Last thing, it is something of an interesting use of the word autistic, which I find to be an inaccurate interpretation since I am a female on the spectrum who frequently uses channeling in my artwork. Though I see what you mean, the material one finds covering actual autism is still limited, and in my opinion autistics are often highly intuitive, emotional and many of us are primarily creatives, though over-thinking takes over a lot too. (The reason for the limited understanding of autism is that the criteria are still largely based on research on autistic boys only. Still, most autistic men also fall short of the criteria when they are mainly creative.)

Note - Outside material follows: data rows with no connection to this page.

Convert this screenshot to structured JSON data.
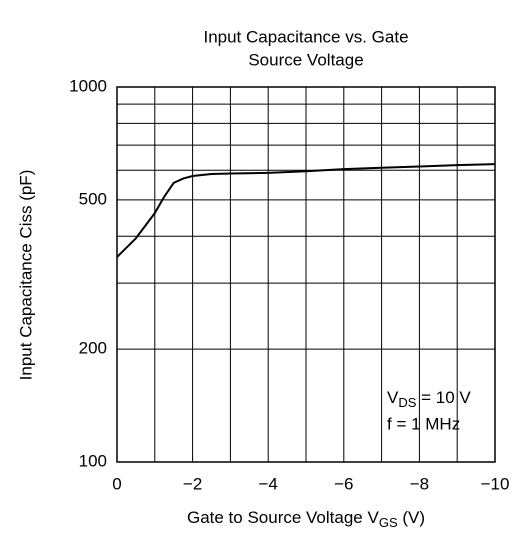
{
  "chart_data": {
    "type": "line",
    "title": [
      "Input Capacitance vs. Gate",
      "Source Voltage"
    ],
    "xlabel": {
      "main": "Gate to Source Voltage  V",
      "sub": "GS",
      "unit": "  (V)"
    },
    "ylabel": "Input Capacitance  Ciss  (pF)",
    "annotations": [
      {
        "main": "V",
        "sub": "DS",
        "rest": " = 10 V"
      },
      {
        "main": "f = 1 MHz"
      }
    ],
    "x": [
      0,
      -0.5,
      -1,
      -1.25,
      -1.5,
      -1.75,
      -2,
      -2.5,
      -3,
      -4,
      -5,
      -6,
      -7,
      -8,
      -9,
      -10
    ],
    "series": [
      {
        "name": "Ciss",
        "color": "#000000",
        "values": [
          352,
          395,
          461,
          510,
          555,
          570,
          579,
          586,
          588,
          590,
          596,
          604,
          609,
          614,
          619,
          623
        ]
      }
    ],
    "xlim": [
      0,
      -10
    ],
    "xticks": [
      0,
      {
        "value": -2,
        "label": "−2"
      },
      {
        "value": -4,
        "label": "−4"
      },
      {
        "value": -6,
        "label": "−6"
      },
      {
        "value": -8,
        "label": "−8"
      },
      {
        "value": -10,
        "label": "−10"
      }
    ],
    "minor_xticks": [
      -1,
      -3,
      -5,
      -7,
      -9
    ],
    "ylim": [
      100,
      1000
    ],
    "yticks": [
      100,
      200,
      500,
      1000
    ],
    "minor_yticks": [
      300,
      400,
      600,
      700,
      800,
      900
    ],
    "log_y": true,
    "grid": true
  }
}
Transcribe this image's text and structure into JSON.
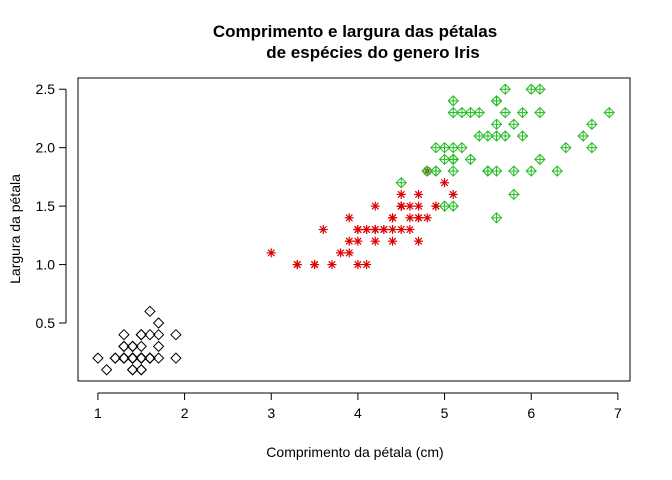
{
  "chart_data": {
    "type": "scatter",
    "title_lines": [
      "Comprimento e largura das pétalas",
      "de espécies do genero Iris"
    ],
    "xlabel": "Comprimento da pétala (cm)",
    "ylabel": "Largura da pétala",
    "xlim": [
      0.77,
      7.14
    ],
    "ylim": [
      0.004,
      2.596
    ],
    "xticks": [
      1,
      2,
      3,
      4,
      5,
      6,
      7
    ],
    "yticks": [
      0.5,
      1.0,
      1.5,
      2.0,
      2.5
    ],
    "ytick_labels": [
      "0.5",
      "1.0",
      "1.5",
      "2.0",
      "2.5"
    ],
    "grid": false,
    "series": [
      {
        "marker": "diamond",
        "color": "#000000",
        "points": [
          [
            1.4,
            0.2
          ],
          [
            1.4,
            0.2
          ],
          [
            1.3,
            0.2
          ],
          [
            1.5,
            0.2
          ],
          [
            1.4,
            0.2
          ],
          [
            1.7,
            0.4
          ],
          [
            1.4,
            0.3
          ],
          [
            1.5,
            0.2
          ],
          [
            1.4,
            0.2
          ],
          [
            1.5,
            0.1
          ],
          [
            1.5,
            0.2
          ],
          [
            1.6,
            0.2
          ],
          [
            1.4,
            0.1
          ],
          [
            1.1,
            0.1
          ],
          [
            1.2,
            0.2
          ],
          [
            1.5,
            0.4
          ],
          [
            1.3,
            0.4
          ],
          [
            1.4,
            0.3
          ],
          [
            1.7,
            0.3
          ],
          [
            1.5,
            0.3
          ],
          [
            1.7,
            0.2
          ],
          [
            1.5,
            0.4
          ],
          [
            1.0,
            0.2
          ],
          [
            1.7,
            0.5
          ],
          [
            1.9,
            0.2
          ],
          [
            1.6,
            0.2
          ],
          [
            1.6,
            0.4
          ],
          [
            1.5,
            0.2
          ],
          [
            1.4,
            0.2
          ],
          [
            1.6,
            0.2
          ],
          [
            1.6,
            0.2
          ],
          [
            1.5,
            0.4
          ],
          [
            1.5,
            0.1
          ],
          [
            1.4,
            0.2
          ],
          [
            1.5,
            0.2
          ],
          [
            1.2,
            0.2
          ],
          [
            1.3,
            0.2
          ],
          [
            1.4,
            0.1
          ],
          [
            1.3,
            0.2
          ],
          [
            1.5,
            0.2
          ],
          [
            1.3,
            0.3
          ],
          [
            1.3,
            0.3
          ],
          [
            1.3,
            0.2
          ],
          [
            1.6,
            0.6
          ],
          [
            1.9,
            0.4
          ],
          [
            1.4,
            0.3
          ],
          [
            1.6,
            0.2
          ],
          [
            1.4,
            0.2
          ],
          [
            1.5,
            0.2
          ],
          [
            1.4,
            0.2
          ]
        ]
      },
      {
        "marker": "asterisk",
        "color": "#dd0000",
        "points": [
          [
            4.7,
            1.4
          ],
          [
            4.5,
            1.5
          ],
          [
            4.9,
            1.5
          ],
          [
            4.0,
            1.3
          ],
          [
            4.6,
            1.5
          ],
          [
            4.5,
            1.3
          ],
          [
            4.7,
            1.6
          ],
          [
            3.3,
            1.0
          ],
          [
            4.6,
            1.3
          ],
          [
            3.9,
            1.4
          ],
          [
            3.5,
            1.0
          ],
          [
            4.2,
            1.5
          ],
          [
            4.0,
            1.0
          ],
          [
            4.7,
            1.4
          ],
          [
            3.6,
            1.3
          ],
          [
            4.4,
            1.4
          ],
          [
            4.5,
            1.5
          ],
          [
            4.1,
            1.0
          ],
          [
            4.5,
            1.5
          ],
          [
            3.9,
            1.1
          ],
          [
            4.8,
            1.8
          ],
          [
            4.0,
            1.3
          ],
          [
            4.9,
            1.5
          ],
          [
            4.7,
            1.2
          ],
          [
            4.3,
            1.3
          ],
          [
            4.4,
            1.4
          ],
          [
            4.8,
            1.4
          ],
          [
            5.0,
            1.7
          ],
          [
            4.5,
            1.5
          ],
          [
            3.5,
            1.0
          ],
          [
            3.8,
            1.1
          ],
          [
            3.7,
            1.0
          ],
          [
            3.9,
            1.2
          ],
          [
            5.1,
            1.6
          ],
          [
            4.5,
            1.5
          ],
          [
            4.5,
            1.6
          ],
          [
            4.7,
            1.5
          ],
          [
            4.4,
            1.3
          ],
          [
            4.1,
            1.3
          ],
          [
            4.0,
            1.3
          ],
          [
            4.4,
            1.2
          ],
          [
            4.6,
            1.4
          ],
          [
            4.0,
            1.2
          ],
          [
            3.3,
            1.0
          ],
          [
            4.2,
            1.3
          ],
          [
            4.2,
            1.2
          ],
          [
            4.2,
            1.3
          ],
          [
            4.3,
            1.3
          ],
          [
            3.0,
            1.1
          ],
          [
            4.1,
            1.3
          ]
        ]
      },
      {
        "marker": "diamond-plus",
        "color": "#22bb22",
        "points": [
          [
            6.0,
            2.5
          ],
          [
            5.1,
            1.9
          ],
          [
            5.9,
            2.1
          ],
          [
            5.6,
            1.8
          ],
          [
            5.8,
            2.2
          ],
          [
            6.6,
            2.1
          ],
          [
            4.5,
            1.7
          ],
          [
            6.3,
            1.8
          ],
          [
            5.8,
            1.8
          ],
          [
            6.1,
            2.5
          ],
          [
            5.1,
            2.0
          ],
          [
            5.3,
            1.9
          ],
          [
            5.5,
            2.1
          ],
          [
            5.0,
            2.0
          ],
          [
            5.1,
            2.4
          ],
          [
            5.3,
            2.3
          ],
          [
            5.5,
            1.8
          ],
          [
            6.7,
            2.2
          ],
          [
            6.9,
            2.3
          ],
          [
            5.0,
            1.5
          ],
          [
            5.7,
            2.3
          ],
          [
            4.9,
            2.0
          ],
          [
            6.7,
            2.0
          ],
          [
            4.9,
            1.8
          ],
          [
            5.7,
            2.1
          ],
          [
            6.0,
            1.8
          ],
          [
            4.8,
            1.8
          ],
          [
            4.9,
            1.8
          ],
          [
            5.6,
            2.1
          ],
          [
            5.8,
            1.6
          ],
          [
            6.1,
            1.9
          ],
          [
            6.4,
            2.0
          ],
          [
            5.6,
            2.2
          ],
          [
            5.1,
            1.5
          ],
          [
            5.6,
            1.4
          ],
          [
            6.1,
            2.3
          ],
          [
            5.6,
            2.4
          ],
          [
            5.5,
            1.8
          ],
          [
            4.8,
            1.8
          ],
          [
            5.4,
            2.1
          ],
          [
            5.6,
            2.4
          ],
          [
            5.1,
            2.3
          ],
          [
            5.1,
            1.9
          ],
          [
            5.9,
            2.3
          ],
          [
            5.7,
            2.5
          ],
          [
            5.2,
            2.3
          ],
          [
            5.0,
            1.9
          ],
          [
            5.2,
            2.0
          ],
          [
            5.4,
            2.3
          ],
          [
            5.1,
            1.8
          ]
        ]
      }
    ]
  }
}
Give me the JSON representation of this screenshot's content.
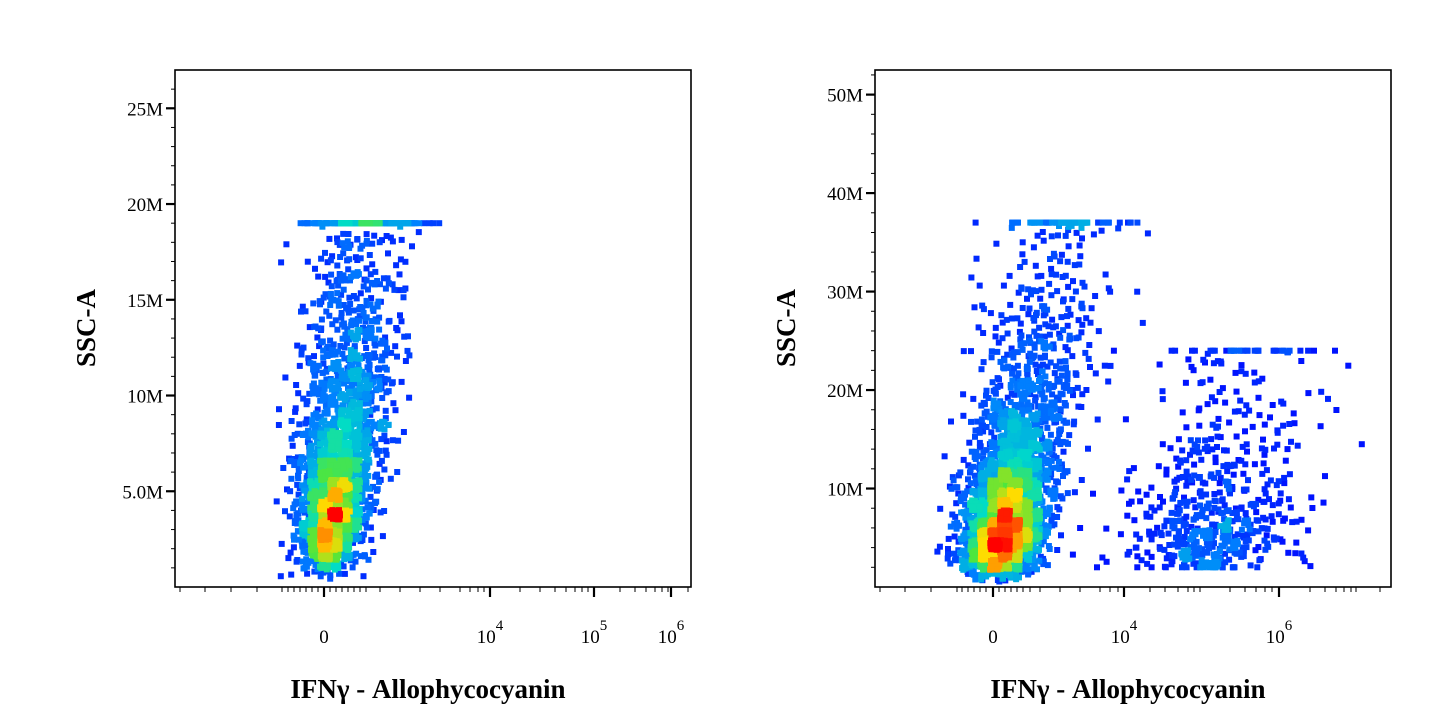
{
  "chart_data": [
    {
      "type": "scatter",
      "xlabel": "IFNγ - Allophycocyanin",
      "ylabel": "SSC-A",
      "x_scale": "biexponential",
      "y_ticks": [
        {
          "value": 5000000,
          "label": "5.0M"
        },
        {
          "value": 10000000,
          "label": "10M"
        },
        {
          "value": 15000000,
          "label": "15M"
        },
        {
          "value": 20000000,
          "label": "20M"
        },
        {
          "value": 25000000,
          "label": "25M"
        }
      ],
      "ylim": [
        0,
        27000000
      ],
      "x_ticks": [
        {
          "value": "0",
          "base": "0",
          "exp": ""
        },
        {
          "value": "10^4",
          "base": "10",
          "exp": "4"
        },
        {
          "value": "10^5",
          "base": "10",
          "exp": "5"
        },
        {
          "value": "10^6",
          "base": "10",
          "exp": "6"
        }
      ],
      "populations": [
        {
          "x_center": "0",
          "y_center": 6000000,
          "y_range": [
            200000,
            19000000
          ],
          "count": 2500
        }
      ],
      "grid": false
    },
    {
      "type": "scatter",
      "xlabel": "IFNγ - Allophycocyanin",
      "ylabel": "SSC-A",
      "x_scale": "biexponential",
      "y_ticks": [
        {
          "value": 10000000,
          "label": "10M"
        },
        {
          "value": 20000000,
          "label": "20M"
        },
        {
          "value": 30000000,
          "label": "30M"
        },
        {
          "value": 40000000,
          "label": "40M"
        },
        {
          "value": 50000000,
          "label": "50M"
        }
      ],
      "ylim": [
        0,
        52500000
      ],
      "x_ticks": [
        {
          "value": "0",
          "base": "0",
          "exp": ""
        },
        {
          "value": "10^4",
          "base": "10",
          "exp": "4"
        },
        {
          "value": "10^6",
          "base": "10",
          "exp": "6"
        }
      ],
      "populations": [
        {
          "x_center": "0",
          "y_center": 8000000,
          "y_range": [
            500000,
            37000000
          ],
          "count": 3200
        },
        {
          "x_center": "10^5",
          "y_center": 8000000,
          "y_range": [
            2000000,
            24000000
          ],
          "count": 600
        }
      ],
      "grid": false
    }
  ]
}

Excellent, let me clarify this sentiment: “one should blindly follow this instinct”
The key theme here is how our “abstract ego” can often “sever” itself from our “instincts” (which Jung said lay at the root of the “unconscious”)
The warning for a woman, especially an intellectual one, is to make sure that she is properly in touch with these instincts, and their purest desire in a child.
If she makes this connection, then any choice regarding children she makes thereafter will be in touch with herself and not coming from a place of “ego”!
This “ego” is not really in the pride sense, but more the “love of intellectualism” at the EXPENSE of actual LIFE (the instincts), when the goal should be certainly to unite the opposites no?
This is why blindly following your instincts is unbalanced aswell. If I allowed my instincts to lead I’d be stuck on pornhub all day… hardly “healthy” behavior…
The case study here is a woman, but you see it ALOT in male intellectuals.
Ever met a guy who “knows all about women and psychology” but creeps girls out?
Very interesting on autists! Thank you for your comments!